Billing woes: If something seems off, be proactive and investigate

Things just don’t seem right. Radiologists have experienced a drop in income, monthly meetings are increasingly tense and the billing company acts as if it is just making excuses. It’s not just making up excuses, though; there are legitimate issues going on, and they’ve been happening for quite some time.

Dissatisfaction with revenue, the end product of the billing/collections process, seems to be at an all-time high. Radiology billing involves a series of defined processes and many of them have been successfully automated by the leading software vendors. As a result, fewer people are involved in billing and overall costs are lowered.

This is a good thing, of course. In a finely tuned organization, there is an intricate interplay between automation and skilled employees.
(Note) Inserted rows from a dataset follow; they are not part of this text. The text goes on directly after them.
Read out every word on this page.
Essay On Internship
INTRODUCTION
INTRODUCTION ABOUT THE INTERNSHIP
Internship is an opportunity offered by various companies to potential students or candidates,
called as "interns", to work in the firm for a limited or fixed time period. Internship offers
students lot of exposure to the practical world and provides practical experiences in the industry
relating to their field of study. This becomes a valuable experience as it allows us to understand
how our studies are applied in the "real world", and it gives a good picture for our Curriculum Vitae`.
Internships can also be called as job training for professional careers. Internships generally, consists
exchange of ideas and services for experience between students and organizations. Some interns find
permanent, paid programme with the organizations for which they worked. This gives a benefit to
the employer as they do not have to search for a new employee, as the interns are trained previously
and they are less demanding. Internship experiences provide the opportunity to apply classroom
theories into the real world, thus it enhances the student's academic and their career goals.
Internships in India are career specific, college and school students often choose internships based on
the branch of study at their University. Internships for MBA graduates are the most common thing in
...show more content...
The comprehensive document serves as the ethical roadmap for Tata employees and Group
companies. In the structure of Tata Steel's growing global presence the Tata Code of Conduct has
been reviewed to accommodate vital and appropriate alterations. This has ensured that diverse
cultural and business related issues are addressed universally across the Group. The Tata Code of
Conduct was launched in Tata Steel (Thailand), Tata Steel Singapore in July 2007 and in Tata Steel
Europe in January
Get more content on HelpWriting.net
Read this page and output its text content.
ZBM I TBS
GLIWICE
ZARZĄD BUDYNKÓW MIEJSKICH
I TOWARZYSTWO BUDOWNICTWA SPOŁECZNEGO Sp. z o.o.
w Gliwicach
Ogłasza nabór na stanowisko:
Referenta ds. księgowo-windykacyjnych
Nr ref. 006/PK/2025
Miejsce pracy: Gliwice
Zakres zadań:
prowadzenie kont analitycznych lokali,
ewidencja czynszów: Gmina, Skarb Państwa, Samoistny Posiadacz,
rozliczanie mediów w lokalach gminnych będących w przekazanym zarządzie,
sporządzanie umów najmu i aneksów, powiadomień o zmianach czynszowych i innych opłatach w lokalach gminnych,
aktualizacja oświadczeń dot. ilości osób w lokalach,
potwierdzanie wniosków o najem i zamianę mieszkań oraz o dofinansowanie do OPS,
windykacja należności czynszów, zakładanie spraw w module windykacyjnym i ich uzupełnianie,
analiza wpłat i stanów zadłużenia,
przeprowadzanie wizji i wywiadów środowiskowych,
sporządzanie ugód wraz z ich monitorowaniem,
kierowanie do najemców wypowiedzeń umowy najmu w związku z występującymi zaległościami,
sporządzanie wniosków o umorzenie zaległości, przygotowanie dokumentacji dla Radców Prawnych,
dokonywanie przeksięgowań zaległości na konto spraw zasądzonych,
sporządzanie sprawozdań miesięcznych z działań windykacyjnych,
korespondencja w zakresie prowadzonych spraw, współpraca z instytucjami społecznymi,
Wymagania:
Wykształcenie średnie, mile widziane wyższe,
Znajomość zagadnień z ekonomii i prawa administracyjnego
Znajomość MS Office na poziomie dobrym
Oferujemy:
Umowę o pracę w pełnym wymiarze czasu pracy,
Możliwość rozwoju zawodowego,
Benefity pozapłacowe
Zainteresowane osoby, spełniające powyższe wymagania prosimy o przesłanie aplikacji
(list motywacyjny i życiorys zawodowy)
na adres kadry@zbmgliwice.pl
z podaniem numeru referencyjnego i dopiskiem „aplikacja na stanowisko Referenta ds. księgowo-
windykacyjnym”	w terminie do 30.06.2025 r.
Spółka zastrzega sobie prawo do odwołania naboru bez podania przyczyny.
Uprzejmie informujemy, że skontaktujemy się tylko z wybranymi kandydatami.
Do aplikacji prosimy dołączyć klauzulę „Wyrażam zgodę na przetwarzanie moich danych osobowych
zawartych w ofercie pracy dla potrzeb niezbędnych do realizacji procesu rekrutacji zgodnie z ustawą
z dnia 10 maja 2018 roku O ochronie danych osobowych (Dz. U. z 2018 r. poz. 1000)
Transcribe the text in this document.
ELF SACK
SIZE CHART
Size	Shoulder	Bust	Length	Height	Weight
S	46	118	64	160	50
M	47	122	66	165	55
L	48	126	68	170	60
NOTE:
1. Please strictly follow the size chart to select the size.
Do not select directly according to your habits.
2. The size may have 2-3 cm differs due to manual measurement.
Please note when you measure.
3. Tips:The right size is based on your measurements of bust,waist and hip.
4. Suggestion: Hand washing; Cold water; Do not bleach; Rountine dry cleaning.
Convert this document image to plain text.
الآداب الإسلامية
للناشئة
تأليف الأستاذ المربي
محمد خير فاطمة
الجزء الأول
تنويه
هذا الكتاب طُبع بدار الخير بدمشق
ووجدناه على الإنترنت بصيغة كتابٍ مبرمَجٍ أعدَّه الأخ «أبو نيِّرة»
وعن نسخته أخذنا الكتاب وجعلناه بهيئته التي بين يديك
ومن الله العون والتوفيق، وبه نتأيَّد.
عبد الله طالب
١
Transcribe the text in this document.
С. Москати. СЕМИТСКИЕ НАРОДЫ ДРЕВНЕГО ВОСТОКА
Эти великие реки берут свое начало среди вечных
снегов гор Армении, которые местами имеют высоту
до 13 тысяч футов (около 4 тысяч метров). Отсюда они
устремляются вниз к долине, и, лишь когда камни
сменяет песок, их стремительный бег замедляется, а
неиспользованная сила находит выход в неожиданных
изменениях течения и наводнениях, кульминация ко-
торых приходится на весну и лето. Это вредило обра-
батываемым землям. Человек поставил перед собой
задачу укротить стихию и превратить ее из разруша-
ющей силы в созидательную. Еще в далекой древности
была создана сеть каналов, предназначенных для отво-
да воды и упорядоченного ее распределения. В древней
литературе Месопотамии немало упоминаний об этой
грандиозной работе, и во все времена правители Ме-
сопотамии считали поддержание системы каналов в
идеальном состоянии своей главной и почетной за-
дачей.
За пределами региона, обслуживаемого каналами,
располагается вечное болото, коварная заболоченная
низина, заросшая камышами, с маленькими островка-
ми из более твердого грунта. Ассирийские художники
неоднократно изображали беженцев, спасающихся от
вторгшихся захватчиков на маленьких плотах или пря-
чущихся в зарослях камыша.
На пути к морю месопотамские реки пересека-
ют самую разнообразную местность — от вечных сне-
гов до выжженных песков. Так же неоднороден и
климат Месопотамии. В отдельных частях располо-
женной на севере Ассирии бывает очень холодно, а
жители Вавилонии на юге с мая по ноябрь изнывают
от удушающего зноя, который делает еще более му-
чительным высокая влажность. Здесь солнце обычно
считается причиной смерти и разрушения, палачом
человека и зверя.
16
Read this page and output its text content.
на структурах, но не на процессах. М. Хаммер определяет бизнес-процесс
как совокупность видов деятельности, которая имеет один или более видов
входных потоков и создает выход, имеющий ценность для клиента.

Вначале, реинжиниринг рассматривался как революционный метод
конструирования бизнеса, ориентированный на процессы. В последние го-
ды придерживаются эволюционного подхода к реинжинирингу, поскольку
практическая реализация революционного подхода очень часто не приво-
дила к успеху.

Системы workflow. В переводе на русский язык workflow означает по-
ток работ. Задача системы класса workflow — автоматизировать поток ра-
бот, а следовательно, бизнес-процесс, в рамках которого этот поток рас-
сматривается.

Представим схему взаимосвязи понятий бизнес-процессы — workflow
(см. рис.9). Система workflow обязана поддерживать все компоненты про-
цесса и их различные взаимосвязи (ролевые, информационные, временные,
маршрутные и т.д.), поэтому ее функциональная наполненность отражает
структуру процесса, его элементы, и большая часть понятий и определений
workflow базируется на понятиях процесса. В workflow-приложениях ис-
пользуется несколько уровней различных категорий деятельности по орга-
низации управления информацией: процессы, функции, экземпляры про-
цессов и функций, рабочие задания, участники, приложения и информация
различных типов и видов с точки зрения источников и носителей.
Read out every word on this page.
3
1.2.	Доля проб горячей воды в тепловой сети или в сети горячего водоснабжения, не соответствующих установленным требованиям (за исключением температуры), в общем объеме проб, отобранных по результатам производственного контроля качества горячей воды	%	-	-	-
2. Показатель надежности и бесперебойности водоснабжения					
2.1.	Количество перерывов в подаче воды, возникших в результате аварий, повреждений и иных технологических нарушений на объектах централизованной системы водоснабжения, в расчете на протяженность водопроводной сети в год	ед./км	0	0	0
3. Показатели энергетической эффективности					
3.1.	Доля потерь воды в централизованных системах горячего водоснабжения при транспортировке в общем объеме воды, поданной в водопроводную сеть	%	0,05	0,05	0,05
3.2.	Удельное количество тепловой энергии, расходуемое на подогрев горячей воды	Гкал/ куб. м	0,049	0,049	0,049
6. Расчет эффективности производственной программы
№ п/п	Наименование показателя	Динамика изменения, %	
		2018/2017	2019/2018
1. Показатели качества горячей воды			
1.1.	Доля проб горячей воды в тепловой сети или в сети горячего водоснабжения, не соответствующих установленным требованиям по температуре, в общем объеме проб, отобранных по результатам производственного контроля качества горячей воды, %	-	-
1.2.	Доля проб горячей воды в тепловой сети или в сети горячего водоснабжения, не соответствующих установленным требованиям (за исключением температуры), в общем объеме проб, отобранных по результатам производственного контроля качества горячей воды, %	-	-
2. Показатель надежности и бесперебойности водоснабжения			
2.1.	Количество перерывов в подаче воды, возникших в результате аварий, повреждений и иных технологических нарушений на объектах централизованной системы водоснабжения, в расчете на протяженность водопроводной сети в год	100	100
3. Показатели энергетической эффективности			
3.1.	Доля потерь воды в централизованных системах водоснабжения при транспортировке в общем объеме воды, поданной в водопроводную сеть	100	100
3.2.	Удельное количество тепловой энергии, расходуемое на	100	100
But in too many cases, organizations rely too heavily on automation and the tendency to “set it and forget it” that results in a lot of revenue being lost on a daily basis.

So, what’s happening? In many cases, logic will tell you a process can easily be automated—and, theoretically, it can. However, automation relies upon underlying process stability where inherent instability is more prevalent in our industry. Hospitals tinker with IT processes, insurance companies change the rules and employee turnover is rampant.

Here is one example, taken from real life: The billing system is programmed to identify certain denial types, knows they cannot be appealed and automatically adjusts them off. That sounds very efficient—and logical. The software hums along, the adjustments occur and that insurance rep works on other denial types. Then, one day while she is working her other denials, the rep has a “that can’t be right” moment while examining a patient’s account, appeals an automated denial adjustment and reports a likely programming error to her supervisor. She is reprimanded, both for questioning programming accuracy and for not doing what she was told to do (work the other denial types). The charge is adjusted off.  Then a check for $1,200 comes in because of the appeal. Is the rep praised? No. Does someone check the accuracy of the automation? No. The automated process continues for several years until, eventually, the group terminates its billing contract—after losing several hundred thousand dollars each year from this process failure as well as others that remained unchecked and unquestioned.

Here is an older example that is still relevant: The billing company knew CAD would not be paid by most payors when billed with a mammography code. They decided it would be more effective to just not bill the CAD code and save dealing with the resulting denial—so the system was programmed to bill only the mammography code when the mammo/CAD combination was reported. Unfortunately for the radiology group, the system dropped the mammography code and billed the CAD. It did this for thousands of procedures over the course of a couple of years until the error was detected in an internal process audit. In this particular instance, the software was old and cumbersome, so modality reports were not readily available to be regularly reviewed. (Incidentally, that software is still in use!)

The off-shoring of processes also has added another source of problems, although coding seems to be relatively dependable in terms of quality. With that said, here’s yet another example I have seen: A group sent its coding off shore and worked diligently with the coding company for several months, monitoring accuracy and providing feedback and education. After about six months of consistent, clean internal audits, the assumption was that the process was stable and would then be monitored only periodically. The coding company then took on a new, large client, sending their experienced coders to that new client and sending a new crop of coders to the original group. Denials spiked as a result, prompting a new internal process audit and the discovery of rampant training failures. In this instance, the problems were identified and resolved before the practice suffered significant revenue loss and fortunately they did not experience coding compliance violations. But practices are not always so lucky!

Are these issues occurring because billing companies are lazy? No, but in some instances, the companies are naïve about the limitations of automation and the need to involve highly skilled employees at key process junctures. Or they assume that, if an automated process is working smoothly, the hospital won’t make IT changes that can drop charges. Or they assume the insurance company is always correct when classifying a denial. Or … well, the list goes on and on.  

The biggest problem we have as practice administrators or physicians is that we see management reports illustrating the end result and process failures contributing to revenue declines are not evident. As long as we, as an industry, insist on the lowest price, we will continue to get what we pay for in terms of over-automation and failures of process controls.

So what can you do now if your gut is telling you all is not well? The first step is to validate any unsettled feelings you have, although this may not always be easy. If you have billing system access, conduct internal audits of denial categories or charge capture, for example.

Also, rather than trying to audit everything, start with areas you think may be experiencing problems. And if you do find something wrong, begin discussing a satisfactory resolution with your billing operation. In some cases, they may not be able to adapt a high-volume, automated process flow, but it’s important to ask anyway.                      

Pat Kroken, CRA, is the president of Healthcare Resource Providers in Albuquerque, N.M.